Banning YSPs could mean mortgages are fewer and farther between
On April 1, 2011, Federal Reserve Board regulations will limit the way mortgage brokers and mortgage lenders get compensated for home loan originations. The way regulators have gone about limiting this compensation is by restricting Yield Spread Premiums (YSPs), perhaps the primary mechanism by which mortgage brokers make enough money to stay in business.
Even though the change to YSPs are related to mortgage lenders' practices and sound pretty technical, they may affect how you will get a mortgage. A possible result of the Fed's rulemaking is that homebuyers and refinancers could have fewer options when it comes time to get a mortgage.
The yield spread premium explained
What exactly is a yield spread premium? When you get home financing through a mortgage broker, your application is submitted to the wholesale mortgage lender that's actually approving and funding your loan.
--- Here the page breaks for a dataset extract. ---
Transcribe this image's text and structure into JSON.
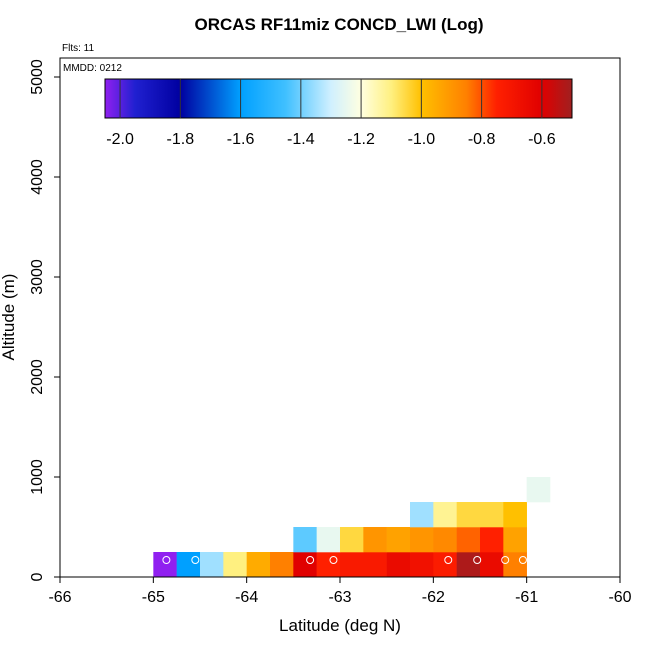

The lender sets a minimum price (yield, combination of rate and fees) that the loan must come back with, and for any yield above that minimum, the broker can earn an increase in his or her commission. In this way, the wholesale mortgage lender can offer a rebate--the YSP--to the mortgage broker originating the loan. The higher the interest rate on the loan, the higher the YSP can be to the broker.
In defense of YSPs
However, the National Association of Mortgage Brokers and other trade groups say that the YSP is misunderstood and gives borrowers much-needed flexibility. They point out that the YSP is simply one way of compensating brokers--somebody, somewhere, has to pay for the services of originating loans, and YSPs are a way of keeping mortgage brokers in business without requiring borrowers to pony up cash to cover the cost of originating a home loan (such as with a no-cost refinance).
They further argue that the YSP is already disclosed by law on the standard Good Faith Estimate and HUD-1 forms that borrowers receive, so comparison shopping eventually drives unscrupulous mortgage brokers who pad their fees out of the market, whereas similar payments to loan originators who aren't mortgage brokers don't have this same transparency. Some experts worry that mortgage brokers may find it impossible to compete under the new rules altogether.
Mortgage lenders also uncertain about effects of Fed rule
The Federal Reserve's final regulation going into effect April 1 does not expressly prohibit YSPs. However, it does say that a loan agent can't be compensated by both the consumer and the lender. It prohibits loan officers or mortgage brokers from earning a higher rate of commission on a mortgage based on the loan's interest rate or other terms.
Confused? So is the mortgage industry, which is grappling with not only how the regulation language affects YSPs for brokers but also how mortgage lenders will deal with price fluctuations.
The Mortgage Bankers Association wrote to the Fed, warning that an unintended consequence may be higher loan prices for consumers.
Tips for mortgage shopping under new regulations
Even with new consumer protections, it's still up to you to shop around for the best mortgage rates. Here are some mortgage comparison tips in this new world of regulations:
- Provide the same information to every loan originator when getting mortgage quotes. Key pieces of information include the property value, the loan amount, the property type (condo, single-family residence, manufactured house, etc.), use (primary residence, vacation home, rental, etc.) and your credit score.
- Get quotes in writing with Good Faith Estimates (GFEs). You can also get worksheets to compare mortgage rates and other terms, but understand that worksheets don't commit the lender the same way a GFE does.
- Don't waste your time negotiating with the same lender. To risk running afoul of the new regulations, many lenders have changed their policies so that no matter which loan agent you deal with, you should be quoted the same mortgage rates and fees for the same loan. Most (but not all) lenders will not allow you to negotiate a better deal than what they offer to anyone in your position, so the bulk of your mortgage rate shopping should be comparing deals between lenders, not between different agents within the same lender or trying to get a better deal from a particular agent.
Why can't you get better terms if you have great negotiating skills? The reason is that someone else may be getting a worse deal than you, and that may not be legal under the new rules.
- Watch for advantages from lenders. In some ways, mortgage lenders' policies stemming from this Federal Reserve rule might work to your advantage. For instance, one problem the new rule poses for mortgage lenders is this: What if you have been working with a customer for months, you have the loan all ready to go--including a locked mortgage rate - -and then mortgage rates drop? You, the savvy shopper, threaten to leave for a competitor if the lender can't lower the rate. But can your lender offer you a better deal without violating the terms of the new regulations?
A branch manager at a national mortgage lender says his company heads off such problems by offering a free mortgage rate float-down to its clients. If interest rates are lower when the loan closes, the borrower gets the benefit of the lower rate, and the lender doesn't have to worry about pricing inconsistencies.